SM: We spoke earlier about a good brand idea incorporating the larger purpose of the organisation. This brand purpose has to be reflected in everything that the organisation does. The ability of the organisation to ‘live the brand’ impacts its ability to deliver a holistic brand experience to its consumers. If the organisation is not geared to providing a unified and holistic brand experience, then there will be a gap between what the brand ‘says’ and what the brand ‘does’. Today’s informed consumers are very unforgiving of these gaps between brand-say and brand-do. They punish these inconsistent brands and organisations by deciding not to buy, thereby lowering preference scores, market shares and ultimately the company’s valuation.

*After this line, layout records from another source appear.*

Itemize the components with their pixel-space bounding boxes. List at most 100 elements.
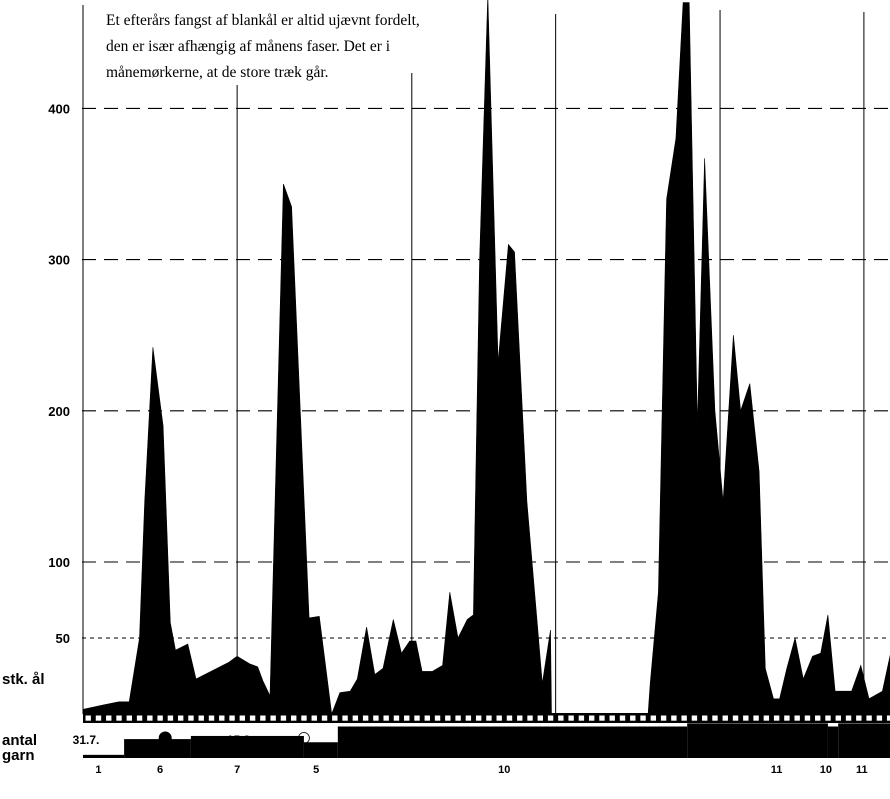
ruler-day-cell: [527, 715, 533, 721]
ruler-day-cell: [465, 715, 472, 721]
ruler-day-cell: [825, 715, 831, 721]
y-tick-400: 400: [48, 101, 70, 116]
catch-area-layer: [82, 0, 890, 715]
ruler-day-cell: [126, 715, 132, 721]
nets-count-11: 11: [771, 764, 783, 776]
ruler-day-cell: [95, 715, 102, 721]
ruler-day-cell: [249, 715, 256, 721]
ruler-day-cell: [568, 715, 574, 721]
nets-count-11: 11: [856, 764, 868, 776]
ruler-day-cell: [291, 715, 297, 721]
nets-segment: [337, 726, 688, 758]
y-axis-ticks: 400 300 200 100 50: [48, 101, 70, 646]
ruler-day-cell: [229, 715, 235, 721]
ruler-day-cell: [414, 715, 420, 721]
ruler-day-cell: [763, 715, 770, 721]
nets-segment: [124, 739, 191, 758]
ruler-day-cell: [270, 715, 276, 721]
ruler-day-cell: [640, 715, 646, 721]
nets-segment: [827, 726, 839, 758]
ruler-day-cell: [558, 715, 564, 721]
nets-count-7: 7: [234, 764, 240, 776]
nets-count-10: 10: [498, 764, 510, 776]
ruler-day-cell: [856, 715, 862, 721]
ruler-day-cell: [804, 715, 811, 721]
ruler-day-cell: [743, 715, 749, 721]
ruler-day-cell: [280, 715, 287, 721]
nets-count-10: 10: [820, 764, 832, 776]
ruler-day-cell: [578, 715, 585, 721]
ruler-day-cell: [886, 715, 890, 721]
ruler-day-cell: [866, 715, 872, 721]
ruler-day-cell: [773, 715, 780, 721]
ruler-day-cell: [332, 715, 338, 721]
ruler-day-cell: [588, 715, 595, 721]
ruler-day-cell: [599, 715, 605, 721]
ruler-day-cell: [301, 715, 307, 721]
ruler-day-cell: [106, 715, 112, 721]
caption: Et efterårs fangst af blankål er altid u…: [106, 8, 466, 86]
y-tick-100: 100: [48, 555, 70, 570]
ruler-day-cell: [445, 715, 451, 721]
y-tick-200: 200: [48, 404, 70, 419]
ruler-day-cell: [239, 715, 246, 721]
y-tick-50: 50: [56, 631, 70, 646]
ruler-day-cell: [784, 715, 790, 721]
ruler-day-cell: [321, 715, 328, 721]
ruler-day-cell: [732, 715, 739, 721]
nets-bar: [83, 723, 890, 758]
nets-count-1: 1: [95, 764, 101, 776]
ruler-day-cell: [691, 715, 698, 721]
nets-segment: [83, 754, 125, 758]
ruler-day-cell: [650, 715, 657, 721]
nets-label-garn: garn: [2, 747, 35, 764]
ruler-day-cell: [177, 715, 184, 721]
ruler-day-cell: [794, 715, 800, 721]
nets-segment: [190, 735, 304, 758]
ruler-day-cell: [116, 715, 122, 721]
ruler-day-cell: [352, 715, 359, 721]
ruler-day-cell: [260, 715, 266, 721]
ruler-day-cell: [311, 715, 317, 721]
vertical-date-lines: [82, 5, 865, 714]
ruler-day-cell: [342, 715, 348, 721]
nets-count-5: 5: [313, 764, 319, 776]
nets-label-antal: antal: [2, 732, 37, 749]
ruler-day-cell: [845, 715, 852, 721]
ruler-day-cell: [85, 715, 91, 721]
ruler-day-cell: [486, 715, 492, 721]
ruler-day-cell: [167, 715, 174, 721]
ruler-day-cell: [455, 715, 461, 721]
ruler-day-cell: [147, 715, 153, 721]
ruler-day-cell: [681, 715, 687, 721]
ruler-day-cell: [208, 715, 215, 721]
ruler-day-cell: [609, 715, 615, 721]
ruler-day-cell: [630, 715, 636, 721]
ruler-day-cell: [619, 715, 626, 721]
ruler-day-cell: [722, 715, 728, 721]
caption-line-2: den er især afhængig af månens faser. De…: [106, 38, 391, 55]
ruler-day-cell: [157, 715, 163, 721]
nets-segment: [838, 723, 890, 758]
ruler-day-cell: [362, 715, 369, 721]
ruler-day-cell: [424, 715, 430, 721]
ruler-day-cell: [393, 715, 400, 721]
ruler-day-cell: [373, 715, 379, 721]
ruler-day-cell: [835, 715, 841, 721]
caption-line-3: månemørkerne, at de store træk går.: [106, 64, 329, 81]
nets-count-labels: 1675101110119: [95, 764, 868, 776]
ruler-day-cell: [660, 715, 667, 721]
ruler-day-cell: [475, 715, 482, 721]
x-tick-31-7: 31.7.: [73, 733, 100, 747]
ruler-day-cell: [404, 715, 410, 721]
ruler-day-cell: [876, 715, 883, 721]
ruler-day-cell: [753, 715, 759, 721]
nets-count-6: 6: [157, 764, 163, 776]
ruler-day-cell: [537, 715, 543, 721]
nets-segment: [303, 742, 338, 758]
nets-segment: [687, 723, 828, 758]
ruler-day-cell: [434, 715, 441, 721]
ruler-day-cell: [702, 715, 708, 721]
y-axis-label: stk. ål: [2, 671, 45, 688]
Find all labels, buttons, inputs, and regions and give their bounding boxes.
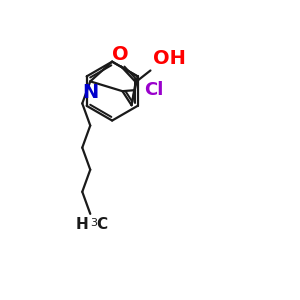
Text: O: O: [112, 45, 128, 64]
Text: 3: 3: [90, 218, 97, 229]
Text: Cl: Cl: [145, 81, 164, 99]
Text: C: C: [96, 217, 107, 232]
Text: OH: OH: [153, 49, 185, 68]
Text: N: N: [82, 83, 98, 102]
Text: H: H: [75, 217, 88, 232]
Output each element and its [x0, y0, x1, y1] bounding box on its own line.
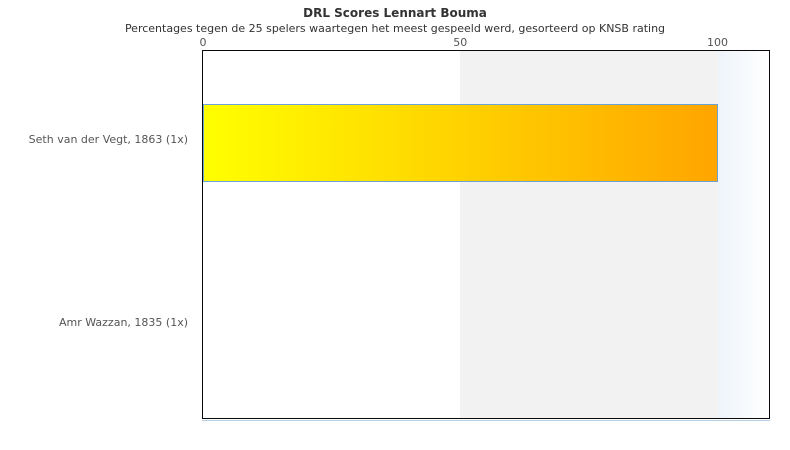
category-label: Seth van der Vegt, 1863 (1x) — [28, 133, 188, 146]
bar-seth-van-der-vegt[interactable] — [203, 104, 718, 182]
x-axis-tick-label-0: 0 — [199, 36, 207, 49]
plot-area — [202, 50, 770, 419]
category-label: Amr Wazzan, 1835 (1x) — [58, 316, 188, 329]
chart-title: DRL Scores Lennart Bouma — [303, 6, 487, 20]
plot-band-overflow — [717, 51, 769, 418]
axis-shadow-line — [202, 420, 770, 421]
x-axis-tick-label-50: 50 — [453, 36, 468, 49]
chart-subtitle: Percentages tegen de 25 spelers waartege… — [124, 22, 666, 35]
x-axis-tick-label-100: 100 — [707, 36, 729, 49]
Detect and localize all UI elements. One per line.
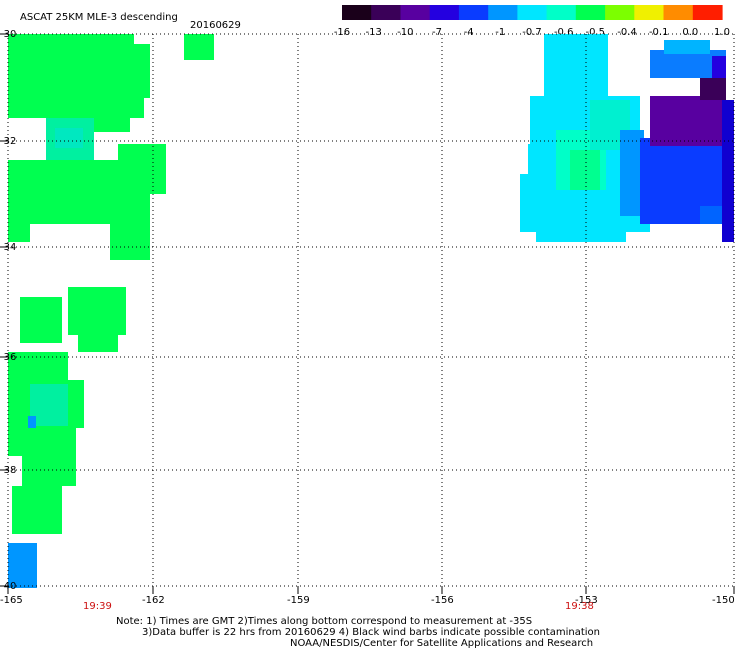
data-patch: [12, 486, 62, 534]
colorbar-swatch: [458, 5, 489, 20]
colorbar: -16 -13 -10 -7 -4 -1 -0.7 -0.6 -0.5 -0.4 -0.1 0.0 1.…: [334, 5, 730, 38]
lon-label: -156: [431, 595, 454, 606]
data-patch: [8, 44, 150, 98]
data-patch: [78, 335, 118, 352]
data-patch: [8, 160, 166, 194]
colorbar-label: -0.4: [617, 27, 637, 38]
lat-label: -30: [0, 29, 16, 40]
colorbar-swatch: [488, 5, 518, 20]
data-patch: [8, 352, 68, 380]
lat-label: -36: [0, 352, 16, 363]
data-patch: [536, 232, 626, 242]
colorbar-label: -4: [464, 27, 474, 38]
data-patch: [8, 380, 22, 406]
data-patch: [544, 34, 608, 96]
data-patch: [55, 128, 83, 148]
colorbar-label: -0.5: [586, 27, 606, 38]
colorbar-label: -10: [397, 27, 413, 38]
data-patch: [8, 543, 37, 588]
colorbar-swatch: [400, 5, 431, 20]
data-patch: [28, 416, 36, 428]
data-patch: [68, 287, 126, 335]
colorbar-label: -16: [334, 27, 350, 38]
data-patch: [20, 98, 144, 118]
graticule: [7, 33, 735, 588]
colorbar-swatch: [371, 5, 401, 20]
data-patch: [22, 428, 76, 486]
colorbar-swatch: [517, 5, 548, 20]
lat-label: -32: [0, 136, 16, 147]
data-patch: [110, 224, 150, 260]
data-patch: [650, 96, 726, 146]
data-patch: [680, 176, 722, 206]
colorbar-swatch: [663, 5, 694, 20]
colorbar-swatch: [575, 5, 606, 20]
lon-label: -159: [287, 595, 310, 606]
data-patch: [570, 150, 600, 190]
colorbar-label: -0.7: [522, 27, 542, 38]
data-patch: [722, 100, 734, 242]
data-patch: [700, 206, 722, 224]
colorbar-label: -1: [495, 27, 505, 38]
colorbar-label: 0.0: [682, 27, 698, 38]
colorbar-swatch: [634, 5, 665, 20]
colorbar-label: -13: [366, 27, 382, 38]
data-patch: [700, 78, 726, 100]
lat-label: -38: [0, 465, 16, 476]
data-patch: [8, 406, 22, 456]
data-patch: [30, 384, 68, 426]
lat-axis-labels: -30 -32 -34 -36 -38 -40: [0, 29, 16, 592]
colorbar-swatch: [605, 5, 635, 20]
footnote-line-2: 3)Data buffer is 22 hrs from 20160629 4)…: [142, 627, 600, 638]
time-label: 19:38: [565, 601, 594, 612]
axis-ticks: [0, 33, 735, 594]
time-labels: 19:39 19:38: [83, 601, 594, 612]
colorbar-label: -0.6: [554, 27, 574, 38]
wind-data-swaths: [8, 34, 734, 588]
colorbar-swatch: [692, 5, 723, 20]
data-patch: [184, 34, 214, 60]
colorbar-label: 1.0: [714, 27, 730, 38]
colorbar-swatch: [429, 5, 460, 20]
data-patch: [20, 224, 30, 242]
lon-label: -150: [712, 595, 735, 606]
data-patch: [664, 40, 710, 54]
colorbar-swatch: [546, 5, 577, 20]
time-label: 19:39: [83, 601, 112, 612]
product-date: 20160629: [190, 20, 241, 31]
lon-label: -153: [575, 595, 598, 606]
lat-label: -34: [0, 242, 16, 253]
colorbar-label: -0.1: [649, 27, 669, 38]
data-patch: [8, 34, 134, 44]
data-patch: [712, 56, 726, 78]
lon-label: -165: [0, 595, 23, 606]
product-title: ASCAT 25KM MLE-3 descending: [20, 12, 178, 23]
footnote-line-1: Note: 1) Times are GMT 2)Times along bot…: [116, 616, 533, 627]
lon-label: -162: [142, 595, 165, 606]
lat-label: -40: [0, 581, 16, 592]
data-patch: [8, 194, 150, 224]
colorbar-swatch: [342, 5, 372, 20]
footnote-line-3: NOAA/NESDIS/Center for Satellite Applica…: [290, 638, 594, 649]
colorbar-label: -7: [432, 27, 442, 38]
lon-axis-labels: -165 -162 -159 -156 -153 -150: [0, 595, 735, 606]
data-patch: [20, 297, 62, 343]
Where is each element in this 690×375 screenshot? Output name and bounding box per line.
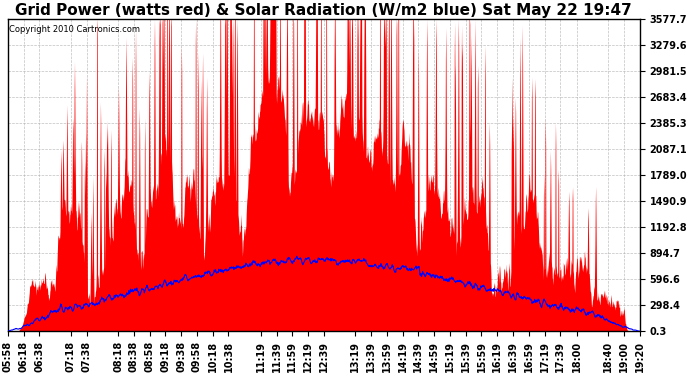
Text: Copyright 2010 Cartronics.com: Copyright 2010 Cartronics.com — [9, 25, 140, 34]
Title: Grid Power (watts red) & Solar Radiation (W/m2 blue) Sat May 22 19:47: Grid Power (watts red) & Solar Radiation… — [15, 3, 632, 18]
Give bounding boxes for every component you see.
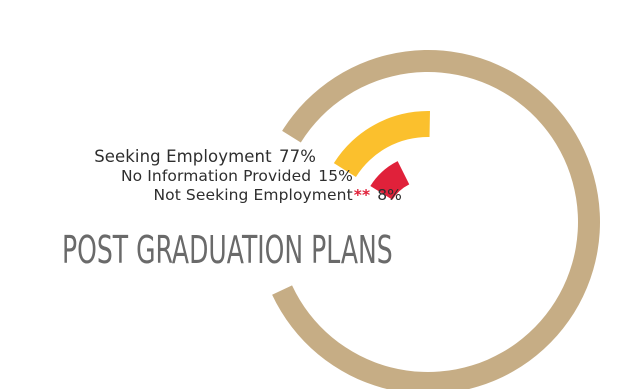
- legend-value-seeking: 77%: [279, 147, 316, 166]
- arc-seeking-employment: [272, 49, 601, 389]
- footnote-mark: **: [353, 186, 371, 204]
- legend-label-seeking: Seeking Employment: [94, 147, 272, 166]
- legend-value-no-info: 15%: [318, 167, 353, 185]
- arc-group: [272, 49, 601, 389]
- legend-entry-not-seeking: Not Seeking Employment** 8%: [153, 186, 402, 204]
- legend-label-not-seeking: Not Seeking Employment: [153, 186, 353, 204]
- arc-no-information: [333, 111, 430, 177]
- legend-entry-no-info: No Information Provided 15%: [121, 167, 353, 185]
- legend-label-no-info: No Information Provided: [120, 167, 312, 185]
- arc-not-seeking-employment: [370, 161, 410, 200]
- chart-title: POST GRADUATION PLANS: [62, 228, 393, 272]
- legend-value-not-seeking: 8%: [377, 186, 402, 204]
- legend-entry-seeking: Seeking Employment 77%: [94, 147, 316, 166]
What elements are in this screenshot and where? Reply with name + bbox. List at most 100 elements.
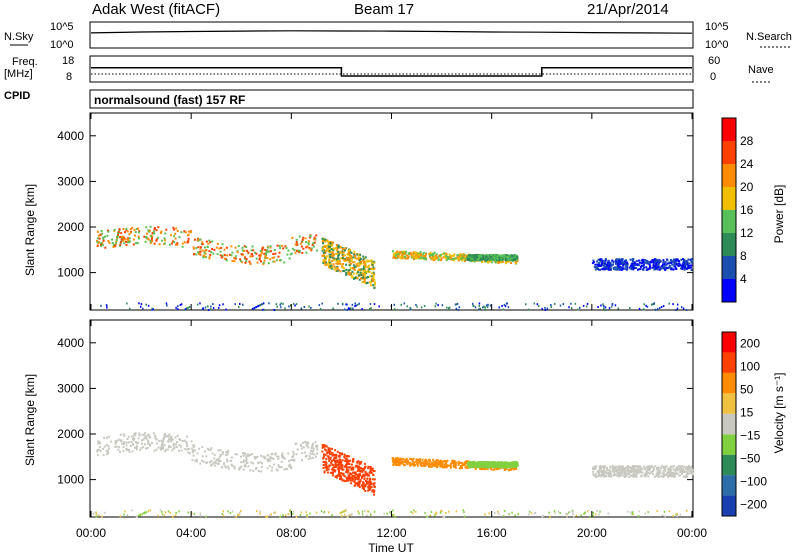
data-pixel — [330, 251, 333, 254]
data-pixel — [339, 475, 341, 478]
data-pixel — [625, 263, 627, 266]
data-pixel — [688, 472, 691, 475]
data-pixel — [335, 252, 338, 255]
data-pixel — [199, 462, 202, 465]
data-pixel — [438, 463, 441, 465]
data-pixel — [631, 465, 634, 467]
data-pixel — [323, 261, 326, 264]
ground-scatter-pixel — [140, 303, 143, 306]
data-pixel — [186, 445, 189, 448]
data-pixel — [594, 467, 597, 470]
data-pixel — [610, 473, 612, 476]
data-pixel — [473, 254, 476, 257]
data-pixel — [490, 254, 493, 257]
data-pixel — [345, 458, 348, 460]
ground-scatter-pixel — [157, 514, 159, 517]
ground-scatter-pixel — [455, 303, 458, 306]
data-pixel — [418, 458, 421, 461]
data-pixel — [323, 255, 326, 258]
data-pixel — [598, 265, 601, 267]
data-pixel — [197, 246, 200, 249]
data-pixel — [172, 442, 175, 445]
data-pixel — [335, 464, 337, 467]
data-pixel — [405, 457, 408, 460]
data-pixel — [264, 248, 267, 251]
xtick-label: 20:00 — [577, 526, 607, 540]
data-pixel — [350, 482, 353, 485]
data-pixel — [328, 258, 331, 261]
data-pixel — [121, 442, 124, 445]
data-pixel — [600, 262, 603, 265]
ground-scatter-pixel — [263, 308, 265, 311]
data-pixel — [464, 260, 466, 263]
data-pixel — [451, 460, 454, 463]
data-pixel — [486, 466, 489, 469]
data-pixel — [348, 459, 351, 462]
power-colorbar-tick: 12 — [740, 226, 754, 240]
data-pixel — [277, 255, 280, 258]
data-pixel — [312, 448, 315, 451]
data-pixel — [684, 470, 686, 473]
data-pixel — [120, 439, 123, 442]
data-pixel — [358, 262, 361, 265]
data-pixel — [227, 449, 229, 452]
data-pixel — [656, 264, 659, 267]
noise-sky-label: N.Sky — [4, 31, 34, 43]
data-pixel — [268, 459, 271, 462]
velocity-ytick-label: 4000 — [57, 336, 84, 350]
data-pixel — [277, 455, 280, 458]
data-pixel — [271, 452, 274, 455]
data-pixel — [351, 458, 354, 461]
data-pixel — [368, 480, 371, 482]
data-pixel — [616, 468, 619, 471]
data-pixel — [359, 467, 362, 469]
data-pixel — [425, 253, 427, 256]
data-pixel — [667, 469, 670, 472]
data-pixel — [344, 259, 347, 262]
data-pixel — [609, 471, 612, 474]
ground-scatter-pixel — [174, 514, 177, 517]
ground-scatter-pixel — [354, 302, 356, 305]
ground-scatter-pixel — [225, 308, 227, 311]
data-pixel — [438, 254, 441, 257]
cpid-panel-frame — [89, 89, 694, 109]
velocity-colorbar-label: Velocity [m s⁻¹] — [772, 372, 786, 453]
data-pixel — [473, 463, 475, 466]
data-pixel — [361, 486, 364, 489]
data-pixel — [227, 467, 230, 470]
data-pixel — [103, 445, 106, 448]
data-pixel — [592, 473, 595, 476]
data-pixel — [683, 465, 686, 468]
data-pixel — [412, 457, 415, 460]
data-pixel — [432, 458, 435, 461]
data-pixel — [604, 259, 607, 262]
data-pixel — [493, 253, 496, 256]
data-pixel — [605, 475, 608, 478]
ground-scatter-pixel — [126, 302, 128, 305]
data-pixel — [516, 256, 519, 259]
data-pixel — [329, 265, 332, 268]
data-pixel — [205, 455, 208, 458]
data-pixel — [602, 465, 605, 468]
data-pixel — [324, 256, 326, 259]
data-pixel — [605, 268, 608, 270]
data-pixel — [621, 465, 624, 468]
data-pixel — [358, 269, 361, 271]
data-pixel — [637, 259, 640, 262]
ground-scatter-pixel — [280, 302, 282, 305]
ground-scatter-pixel — [443, 515, 446, 518]
data-pixel — [275, 259, 278, 262]
data-pixel — [234, 257, 237, 260]
ground-scatter-pixel — [478, 308, 480, 311]
data-pixel — [130, 435, 133, 438]
data-pixel — [160, 448, 162, 451]
data-pixel — [169, 438, 172, 441]
data-pixel — [247, 465, 250, 468]
data-pixel — [675, 258, 678, 261]
data-pixel — [311, 452, 314, 455]
data-pixel — [241, 246, 244, 249]
data-pixel — [335, 247, 337, 250]
ground-scatter-pixel — [367, 510, 370, 513]
data-pixel — [345, 461, 348, 464]
data-pixel — [285, 467, 288, 470]
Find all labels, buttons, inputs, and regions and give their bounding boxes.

IEF: Just as award juries consider media perception nowadays, do investors also keep an eye on the chatter around a start-up in industry or/and consumer corridors?
SM: The chatter around a start-up in the industry as well as consumer corridors is often a reflection of the traction that the idea behind the start-up is generating. Investors would thus track the chatter around the start-up as one of the parameters to evaluate it. Which is the reason why good Public Relations agencies are hired to manage and maximise this chatter. However, there is a caveat here: investors have a sharp nose for artificial or fake chatter around a start-up. So it is important to get the basics right to ensure there is genuine interest leading to the chatter rather than buying fake chatter.
IEF: Marketing guru, Philip Kotler once said, “If you are not a brand, you are a commodity.” What’s your view about the statement?
SM: Absolutely agree. And if you are a commodity, you do not have the brand’s ability to command a preference and a premium in the market.
IEF: How is PR evolving to support emerging brands?
SM: The story of the brand has to be told to the world through various touch-points. PR is becoming an increasingly important touch-point, more so given the rise of social and digital media. Good PR today tracks the ‘chatter’ or conversation around a brand in as close as possible to real time, ensuring that the brand narrative never goes out of sync with its core idea and values. This also ensures that a good PR opportunity never slips by. PR agencies today play an increasingly greater strategic role in managing the brand’s narrative. The other important role for PR is crisis management – in today’s always connected and over-informed world, a small mistake can blow up into a big crisis very fast. It is important to have PR professionals by your side if a crisis hits your brand.
IEF: What impact do digital and social media have on the way startups construct their identity?
SM: Digital and social give the opportunity to start-ups to level the marketing playing field with the big brands. They make larger markets accessible to start up brands, which would have taken a lot more time earlier.
IEF: What startup brands do you think got their brand strategy right to the T? Why?
SM: One of my favourite start-up brands is the beverage brand Paperboat. They have a very strong central brand idea which inspired the setting up of the business. And then this idea was carried forward in their product development, their communication and even the name of the brand. Paperboat seems to be a brand with very few gaps between its brand-say (the communication claims) and its brand-do (the overall experience of the brand led by the products they launch).
Another favourite is OLX.in – a very strong consumer insight driven brand idea which then manifested extremely well in its communications, but also in its promotions and product innovations.
IEF: Advertising is an expensive proposition for any brand. How can a seed stage startup build its identity without burning its coffers?
SM: Use the power of social media, digital, mobile and good design to the maximum.
Invest the time and effort required to get a sound brand strategy in place right at the beginning and make sure that the brand identity and design reflect the strategy.
Take the effort to learn to become more PR savvy if you can’t afford a PR resource in the beginning.
Get a specialist mentor on board your company to help you with getting the brand basics right.